Le documentaire « Les 2 Gisèle », réalisé par Juliette Guérin, établit un parallèle saisissant entre deux procès historiques pour viol : celui d'Aix-en-Provence en 1978, mené par l'avocate Gisèle Halimi, et celui dit « des viols de Mazan », qui s'est tenu à Avignon fin 2024, où Gisèle Pelicot a fait preuve d'un courage exemplaire. Disponible sur France.tv, cette série documentaire en quatre épisodes de vingt minutes a été primée cette année au Figra (Festival international du Grand Reportage d'Actualité).
Un parallèle entre deux époques
Le point de départ de cette comparaison est une question posée lors d'un micro-trottoir en 1976 : « Qui sont les femmes qui se font violer ? ». Les réponses, choquantes, révèlent une époque où la victime était souvent jugée responsable : « Celles qui sont imprudentes », lâche un homme, tandis qu'un autre répond « Ça dépend de leur tenue vestimentaire ». Ces images d'archives donnent le ton de ce que la société française pensait du viol il y a près de cinquante ans.
Deux ans plus tard, en mai 1978, s'ouvre aux assises d'Aix-en-Provence un procès retentissant pour viol, mené par la talentueuse avocate Gisèle Halimi. Quarante-six ans plus tard, à l'automne 2024, la cour criminelle du Vaucluse, à Avignon, juge Dominique Pelicot et 50 autres hommes, tous accusés d'avoir violé Gisèle Pelicot pendant près de dix ans, alors qu'elle était inconsciente, profondément sédatée.

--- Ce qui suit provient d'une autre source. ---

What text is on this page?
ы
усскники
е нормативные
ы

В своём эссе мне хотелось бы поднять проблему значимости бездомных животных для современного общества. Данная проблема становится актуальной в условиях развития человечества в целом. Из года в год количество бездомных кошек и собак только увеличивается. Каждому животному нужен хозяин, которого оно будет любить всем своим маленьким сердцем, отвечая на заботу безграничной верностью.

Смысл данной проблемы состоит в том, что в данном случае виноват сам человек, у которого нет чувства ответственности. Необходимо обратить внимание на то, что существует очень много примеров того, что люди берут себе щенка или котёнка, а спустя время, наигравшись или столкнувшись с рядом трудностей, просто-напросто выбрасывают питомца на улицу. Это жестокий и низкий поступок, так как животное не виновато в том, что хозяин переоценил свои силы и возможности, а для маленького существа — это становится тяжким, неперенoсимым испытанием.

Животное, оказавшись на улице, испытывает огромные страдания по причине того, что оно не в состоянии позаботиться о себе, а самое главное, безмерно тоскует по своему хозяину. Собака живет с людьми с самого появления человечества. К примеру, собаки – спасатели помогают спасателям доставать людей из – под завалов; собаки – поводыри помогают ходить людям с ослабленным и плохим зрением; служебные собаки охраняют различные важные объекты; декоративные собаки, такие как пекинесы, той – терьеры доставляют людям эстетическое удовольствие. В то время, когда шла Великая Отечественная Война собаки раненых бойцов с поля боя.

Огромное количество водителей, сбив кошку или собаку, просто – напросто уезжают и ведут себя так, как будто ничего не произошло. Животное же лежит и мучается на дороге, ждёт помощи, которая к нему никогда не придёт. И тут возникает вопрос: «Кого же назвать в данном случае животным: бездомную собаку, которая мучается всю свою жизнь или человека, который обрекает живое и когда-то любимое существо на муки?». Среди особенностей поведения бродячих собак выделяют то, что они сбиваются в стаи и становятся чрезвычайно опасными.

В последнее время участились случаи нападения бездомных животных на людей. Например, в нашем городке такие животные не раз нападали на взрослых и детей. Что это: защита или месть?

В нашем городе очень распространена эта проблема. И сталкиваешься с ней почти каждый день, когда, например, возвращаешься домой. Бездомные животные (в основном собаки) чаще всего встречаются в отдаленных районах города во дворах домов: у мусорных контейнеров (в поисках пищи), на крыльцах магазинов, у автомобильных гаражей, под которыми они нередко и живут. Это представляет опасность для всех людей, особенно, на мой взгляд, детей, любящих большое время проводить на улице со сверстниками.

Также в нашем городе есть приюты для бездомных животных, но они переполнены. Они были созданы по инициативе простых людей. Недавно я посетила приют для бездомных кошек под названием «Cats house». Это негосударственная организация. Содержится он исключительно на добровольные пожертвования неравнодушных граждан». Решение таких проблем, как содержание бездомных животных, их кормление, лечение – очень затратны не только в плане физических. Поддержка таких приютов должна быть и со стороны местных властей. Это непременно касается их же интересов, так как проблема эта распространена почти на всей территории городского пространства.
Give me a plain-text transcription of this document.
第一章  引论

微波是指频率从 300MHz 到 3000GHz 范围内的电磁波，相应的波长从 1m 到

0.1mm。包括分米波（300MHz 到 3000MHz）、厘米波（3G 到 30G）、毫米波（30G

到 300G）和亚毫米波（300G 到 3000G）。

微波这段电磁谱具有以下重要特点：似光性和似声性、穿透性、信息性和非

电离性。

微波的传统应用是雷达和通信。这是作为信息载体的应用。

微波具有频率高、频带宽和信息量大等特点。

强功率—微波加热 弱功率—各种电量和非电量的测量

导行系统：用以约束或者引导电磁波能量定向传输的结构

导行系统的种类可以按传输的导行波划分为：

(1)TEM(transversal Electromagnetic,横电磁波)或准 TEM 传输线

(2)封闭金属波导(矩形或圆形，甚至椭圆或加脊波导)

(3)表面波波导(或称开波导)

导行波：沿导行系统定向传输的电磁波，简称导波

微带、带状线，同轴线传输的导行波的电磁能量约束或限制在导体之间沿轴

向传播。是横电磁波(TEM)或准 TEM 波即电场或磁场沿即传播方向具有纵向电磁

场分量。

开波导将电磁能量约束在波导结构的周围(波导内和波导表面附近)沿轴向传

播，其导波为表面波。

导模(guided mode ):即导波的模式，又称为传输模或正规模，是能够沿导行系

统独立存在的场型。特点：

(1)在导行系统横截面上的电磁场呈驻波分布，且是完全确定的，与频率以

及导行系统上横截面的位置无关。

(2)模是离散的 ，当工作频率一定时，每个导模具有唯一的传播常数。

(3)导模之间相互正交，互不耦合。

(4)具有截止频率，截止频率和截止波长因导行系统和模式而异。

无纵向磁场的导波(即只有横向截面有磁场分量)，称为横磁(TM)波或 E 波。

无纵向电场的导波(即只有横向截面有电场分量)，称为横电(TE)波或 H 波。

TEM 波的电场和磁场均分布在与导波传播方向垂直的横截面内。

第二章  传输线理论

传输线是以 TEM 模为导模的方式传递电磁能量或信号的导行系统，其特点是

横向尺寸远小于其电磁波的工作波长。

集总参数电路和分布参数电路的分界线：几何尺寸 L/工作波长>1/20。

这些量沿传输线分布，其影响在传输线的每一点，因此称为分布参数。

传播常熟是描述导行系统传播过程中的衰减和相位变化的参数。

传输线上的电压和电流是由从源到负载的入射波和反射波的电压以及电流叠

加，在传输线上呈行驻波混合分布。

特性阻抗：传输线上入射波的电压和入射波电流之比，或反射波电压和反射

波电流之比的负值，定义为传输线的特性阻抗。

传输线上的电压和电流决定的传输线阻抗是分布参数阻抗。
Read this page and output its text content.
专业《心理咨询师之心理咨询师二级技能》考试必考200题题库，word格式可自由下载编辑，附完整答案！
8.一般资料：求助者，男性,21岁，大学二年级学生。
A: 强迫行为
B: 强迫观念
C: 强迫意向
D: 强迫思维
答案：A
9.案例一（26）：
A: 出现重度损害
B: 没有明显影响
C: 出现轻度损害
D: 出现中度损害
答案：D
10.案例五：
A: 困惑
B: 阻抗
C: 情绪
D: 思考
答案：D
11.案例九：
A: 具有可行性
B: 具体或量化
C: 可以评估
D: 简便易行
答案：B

Le témoignage clé d'Agnès Fichot
Pour établir ce lien entre les deux affaires, la réalisatrice s'appuie sur le témoignage d'Agnès Fichot, jeune collaboratrice de Gisèle Halimi en 1978. Cette avocate, devenue un précieux fil rouge de la série, confie : « Avec ce procès Pelicot, j'ai l'impression de revenir cinquante ans en arrière ». Cette réflexion illustre le choc que représente la révélation de l'affaire Pelicot, mais aussi les progrès accomplis en matière de prise en charge des victimes.
Le documentaire mêle images récentes, archives et scènes de fiction pour interroger le regard que portait la société française sur le viol à l'époque de Gisèle Halimi, et la manière dont il a évolué depuis. Il s'appuie notamment sur les procès-verbaux et les comptes rendus d'audience pour retracer les débats, les stratégies des avocats et les témoignages des victimes.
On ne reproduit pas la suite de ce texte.